Les partenaires commerciaux américains se réjouissent de la décision de la Cour suprême sur les tarifs — mais les entreprises doivent encore naviguer dans des ' eaux troubles'
Dirigeants mondiaux lors du sommet des dirigeants du G7 à Kananaskis, en Alberta, Canada, le 17 juin 2025.
Amber Bracken |Reuters
Les partenaires commerciaux américains ont accueilli avec prudence la décision de la Cour suprême des États-Unis vendredi de supprimer de larges parties de la politique commerciale phare du président Donald Trump sur les tarifs mondiaux — mais les organismes commerciaux mondiaux ont averti d’une incertitude persistante concernant les droits d’importation.
La loi qui soutient les droits d’importation « n’autorise pas le président à imposer des tarifs », a statué la majorité six voix contre trois dans la décision très attendue de la Cour suprême.
Le régime tarifaire de Trump a impacté un large éventail de pays, du Royaume-Uni à l’Inde et à l’Union européenne.
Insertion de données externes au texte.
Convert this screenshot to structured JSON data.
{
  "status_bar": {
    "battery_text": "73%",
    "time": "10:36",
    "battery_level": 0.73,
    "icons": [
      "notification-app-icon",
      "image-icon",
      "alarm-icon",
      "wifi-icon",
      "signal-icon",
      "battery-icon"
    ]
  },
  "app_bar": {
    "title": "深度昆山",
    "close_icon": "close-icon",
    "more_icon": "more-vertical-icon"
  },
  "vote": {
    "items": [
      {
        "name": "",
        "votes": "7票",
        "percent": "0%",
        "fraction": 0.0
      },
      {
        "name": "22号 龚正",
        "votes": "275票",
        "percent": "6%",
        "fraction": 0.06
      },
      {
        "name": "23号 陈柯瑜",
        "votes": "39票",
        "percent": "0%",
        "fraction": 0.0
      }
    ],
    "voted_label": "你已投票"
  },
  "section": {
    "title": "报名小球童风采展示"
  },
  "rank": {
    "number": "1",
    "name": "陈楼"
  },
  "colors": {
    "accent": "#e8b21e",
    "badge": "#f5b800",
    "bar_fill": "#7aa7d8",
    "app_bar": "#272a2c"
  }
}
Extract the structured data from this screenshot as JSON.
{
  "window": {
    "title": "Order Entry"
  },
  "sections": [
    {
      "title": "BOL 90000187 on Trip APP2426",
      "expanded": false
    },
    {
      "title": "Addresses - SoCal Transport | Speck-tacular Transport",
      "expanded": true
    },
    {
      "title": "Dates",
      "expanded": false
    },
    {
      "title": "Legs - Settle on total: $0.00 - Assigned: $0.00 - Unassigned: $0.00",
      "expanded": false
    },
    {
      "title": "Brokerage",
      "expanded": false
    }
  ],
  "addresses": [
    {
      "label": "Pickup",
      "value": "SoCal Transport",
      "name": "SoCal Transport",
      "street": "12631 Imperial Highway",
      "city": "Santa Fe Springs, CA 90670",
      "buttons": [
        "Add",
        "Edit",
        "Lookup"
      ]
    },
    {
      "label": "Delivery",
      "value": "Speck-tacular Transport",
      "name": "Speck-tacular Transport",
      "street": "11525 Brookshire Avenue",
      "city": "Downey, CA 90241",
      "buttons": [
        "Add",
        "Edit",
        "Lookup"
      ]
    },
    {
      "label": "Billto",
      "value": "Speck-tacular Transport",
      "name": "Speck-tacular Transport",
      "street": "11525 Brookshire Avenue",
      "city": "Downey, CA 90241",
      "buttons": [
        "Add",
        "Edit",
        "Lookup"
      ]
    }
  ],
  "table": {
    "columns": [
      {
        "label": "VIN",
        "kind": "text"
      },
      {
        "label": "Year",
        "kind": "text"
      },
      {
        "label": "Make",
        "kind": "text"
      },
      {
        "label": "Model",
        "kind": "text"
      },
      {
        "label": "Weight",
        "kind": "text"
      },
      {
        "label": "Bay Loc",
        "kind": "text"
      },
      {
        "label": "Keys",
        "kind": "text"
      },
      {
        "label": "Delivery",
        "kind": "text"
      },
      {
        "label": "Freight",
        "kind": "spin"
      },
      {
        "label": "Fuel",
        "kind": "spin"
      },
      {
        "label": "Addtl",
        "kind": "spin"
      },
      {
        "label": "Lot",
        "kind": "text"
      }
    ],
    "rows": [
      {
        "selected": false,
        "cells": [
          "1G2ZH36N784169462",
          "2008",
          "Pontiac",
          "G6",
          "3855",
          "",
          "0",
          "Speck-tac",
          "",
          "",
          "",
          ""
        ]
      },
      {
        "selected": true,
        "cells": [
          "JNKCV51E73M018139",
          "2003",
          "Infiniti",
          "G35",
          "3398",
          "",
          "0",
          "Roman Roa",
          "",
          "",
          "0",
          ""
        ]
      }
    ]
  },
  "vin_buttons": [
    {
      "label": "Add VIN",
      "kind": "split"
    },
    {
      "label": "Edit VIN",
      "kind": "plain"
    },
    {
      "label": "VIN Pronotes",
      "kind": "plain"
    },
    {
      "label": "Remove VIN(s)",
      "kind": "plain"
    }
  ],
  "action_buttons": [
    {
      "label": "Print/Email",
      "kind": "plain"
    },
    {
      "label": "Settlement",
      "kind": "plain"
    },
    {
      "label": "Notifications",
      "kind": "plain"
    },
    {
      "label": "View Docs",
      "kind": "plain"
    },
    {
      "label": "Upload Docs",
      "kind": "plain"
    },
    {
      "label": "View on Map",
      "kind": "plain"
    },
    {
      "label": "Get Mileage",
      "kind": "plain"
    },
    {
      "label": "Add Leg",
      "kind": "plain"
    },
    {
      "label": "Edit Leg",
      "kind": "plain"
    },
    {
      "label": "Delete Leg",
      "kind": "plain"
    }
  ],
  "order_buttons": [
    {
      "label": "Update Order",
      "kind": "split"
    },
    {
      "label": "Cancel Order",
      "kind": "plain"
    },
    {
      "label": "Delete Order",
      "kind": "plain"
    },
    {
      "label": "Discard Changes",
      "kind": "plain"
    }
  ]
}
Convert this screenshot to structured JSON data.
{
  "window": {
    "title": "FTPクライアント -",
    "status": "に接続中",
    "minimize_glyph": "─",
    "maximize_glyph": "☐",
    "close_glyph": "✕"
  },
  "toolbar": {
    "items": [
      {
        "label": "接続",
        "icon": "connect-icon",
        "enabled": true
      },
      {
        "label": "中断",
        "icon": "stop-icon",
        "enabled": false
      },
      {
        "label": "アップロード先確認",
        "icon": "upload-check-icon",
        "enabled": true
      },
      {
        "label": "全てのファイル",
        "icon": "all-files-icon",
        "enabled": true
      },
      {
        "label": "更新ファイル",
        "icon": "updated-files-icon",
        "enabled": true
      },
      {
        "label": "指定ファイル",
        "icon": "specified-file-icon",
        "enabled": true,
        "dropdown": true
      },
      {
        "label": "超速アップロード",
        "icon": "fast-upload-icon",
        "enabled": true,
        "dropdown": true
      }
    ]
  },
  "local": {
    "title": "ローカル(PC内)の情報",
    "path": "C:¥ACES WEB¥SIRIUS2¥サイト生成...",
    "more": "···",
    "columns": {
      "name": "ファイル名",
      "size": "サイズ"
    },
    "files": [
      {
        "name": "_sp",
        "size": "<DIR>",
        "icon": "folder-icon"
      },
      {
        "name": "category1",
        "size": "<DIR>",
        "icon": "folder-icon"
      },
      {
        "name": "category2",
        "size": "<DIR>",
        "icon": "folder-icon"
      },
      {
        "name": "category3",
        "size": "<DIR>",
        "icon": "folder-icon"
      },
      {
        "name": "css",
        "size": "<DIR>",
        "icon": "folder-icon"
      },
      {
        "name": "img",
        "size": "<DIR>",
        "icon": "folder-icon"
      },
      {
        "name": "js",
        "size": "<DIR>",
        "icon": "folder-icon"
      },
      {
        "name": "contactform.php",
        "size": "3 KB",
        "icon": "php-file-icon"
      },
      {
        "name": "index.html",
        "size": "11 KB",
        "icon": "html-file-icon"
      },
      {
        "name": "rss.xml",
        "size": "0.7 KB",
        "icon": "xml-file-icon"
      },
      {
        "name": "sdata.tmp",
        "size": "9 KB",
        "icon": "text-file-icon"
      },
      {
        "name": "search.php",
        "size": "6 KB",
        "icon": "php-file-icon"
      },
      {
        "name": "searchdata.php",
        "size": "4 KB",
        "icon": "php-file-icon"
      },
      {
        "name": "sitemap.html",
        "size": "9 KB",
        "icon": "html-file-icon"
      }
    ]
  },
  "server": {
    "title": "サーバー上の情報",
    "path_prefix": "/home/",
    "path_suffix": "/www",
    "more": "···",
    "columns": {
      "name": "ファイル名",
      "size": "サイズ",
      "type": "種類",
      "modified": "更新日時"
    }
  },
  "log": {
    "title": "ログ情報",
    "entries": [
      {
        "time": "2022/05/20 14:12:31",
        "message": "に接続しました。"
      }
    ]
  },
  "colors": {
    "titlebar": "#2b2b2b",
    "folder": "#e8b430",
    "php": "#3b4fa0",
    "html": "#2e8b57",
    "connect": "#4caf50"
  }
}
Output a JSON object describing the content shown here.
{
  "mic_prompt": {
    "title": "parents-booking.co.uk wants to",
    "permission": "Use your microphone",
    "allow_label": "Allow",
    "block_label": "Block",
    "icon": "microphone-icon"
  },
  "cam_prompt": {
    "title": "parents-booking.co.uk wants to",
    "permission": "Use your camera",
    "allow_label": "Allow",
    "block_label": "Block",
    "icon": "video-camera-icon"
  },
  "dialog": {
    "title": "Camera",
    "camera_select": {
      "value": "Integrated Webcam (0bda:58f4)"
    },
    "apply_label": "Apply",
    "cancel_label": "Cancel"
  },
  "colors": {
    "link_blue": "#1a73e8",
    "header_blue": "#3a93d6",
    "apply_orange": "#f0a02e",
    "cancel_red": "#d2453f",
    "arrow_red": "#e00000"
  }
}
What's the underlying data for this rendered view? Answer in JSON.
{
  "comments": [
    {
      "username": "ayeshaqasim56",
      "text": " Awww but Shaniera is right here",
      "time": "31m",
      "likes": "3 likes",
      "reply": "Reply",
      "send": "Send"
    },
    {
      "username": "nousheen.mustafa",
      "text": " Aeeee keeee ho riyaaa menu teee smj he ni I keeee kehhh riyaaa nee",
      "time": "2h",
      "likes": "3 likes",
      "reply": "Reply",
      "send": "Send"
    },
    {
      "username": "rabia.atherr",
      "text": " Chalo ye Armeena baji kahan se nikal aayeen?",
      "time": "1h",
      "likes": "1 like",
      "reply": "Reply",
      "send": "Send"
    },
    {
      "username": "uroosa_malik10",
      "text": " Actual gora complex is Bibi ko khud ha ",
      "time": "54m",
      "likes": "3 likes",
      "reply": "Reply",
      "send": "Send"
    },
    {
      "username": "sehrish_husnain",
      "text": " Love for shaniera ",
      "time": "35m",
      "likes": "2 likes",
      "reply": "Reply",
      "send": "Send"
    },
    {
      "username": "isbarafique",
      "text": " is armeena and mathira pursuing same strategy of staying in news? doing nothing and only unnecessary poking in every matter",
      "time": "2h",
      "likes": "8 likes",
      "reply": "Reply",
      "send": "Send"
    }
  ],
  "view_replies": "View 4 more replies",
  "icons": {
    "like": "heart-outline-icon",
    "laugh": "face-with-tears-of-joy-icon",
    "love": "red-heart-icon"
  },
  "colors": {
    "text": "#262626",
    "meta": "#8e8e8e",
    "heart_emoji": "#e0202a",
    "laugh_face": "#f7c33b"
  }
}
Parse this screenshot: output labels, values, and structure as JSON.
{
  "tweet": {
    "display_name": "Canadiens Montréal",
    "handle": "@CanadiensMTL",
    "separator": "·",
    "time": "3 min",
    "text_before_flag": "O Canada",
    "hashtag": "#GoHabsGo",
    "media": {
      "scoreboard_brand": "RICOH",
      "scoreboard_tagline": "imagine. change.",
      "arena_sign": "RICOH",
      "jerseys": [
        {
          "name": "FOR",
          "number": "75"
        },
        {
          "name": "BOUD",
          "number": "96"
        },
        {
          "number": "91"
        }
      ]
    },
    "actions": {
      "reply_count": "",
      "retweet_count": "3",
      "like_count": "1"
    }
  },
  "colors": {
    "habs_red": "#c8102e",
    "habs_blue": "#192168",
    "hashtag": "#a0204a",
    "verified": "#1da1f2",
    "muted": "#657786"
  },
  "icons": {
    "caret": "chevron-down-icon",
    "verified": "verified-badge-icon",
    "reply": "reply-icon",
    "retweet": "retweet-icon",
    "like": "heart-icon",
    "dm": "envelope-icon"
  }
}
Certains gouvernements, comme le Vietnam et le Brésil, sont encore en négociation.
Un porte-parole du gouvernement britannique a déclaré que le pays continuerait à travailler avec l’administration de la Maison Blanche pour comprendre comment la décision affectera les tarifs pour le Royaume-Uni et le reste du monde.
« C’est une question pour les États-Unis de déterminer, mais nous continuerons à soutenir les entreprises britanniques à mesure que de plus amples détails seront annoncés », a déclaré le porte-parole.
« Le Royaume-Uni bénéficie des tarifs réciproques les plus bas au monde, et dans tous les scénarios, nous attendons à ce que notre position commerciale privilégiée avec les États-Unis se maintienne. » Le Royaume-Uni a conclu un accord commercial étendu avec les États-Unis en mai de l’année dernière, qui imposait une taxe générale de 10 % sur de nombreux produits, mais comprenait également certaines exclusions concernant l’acier, l’aluminium, les voitures et les produits pharmaceutiques.
L’affaire de la Cour suprême portait principalement sur les tarifs réciproques, et la décision laisse une grande partie de l’accord commercial du Royaume-Uni avec les États-Unis — y compris les tarifs sectoriels préférentiels sur l’acier, les produits pharmaceutiques et les automobiles — inchangée.
Cependant, la British Chambers of Commerce (BCC) a déclaré que la décision de la Cour suprême américaine ajoutait à l’incertitude persistante autour des droits.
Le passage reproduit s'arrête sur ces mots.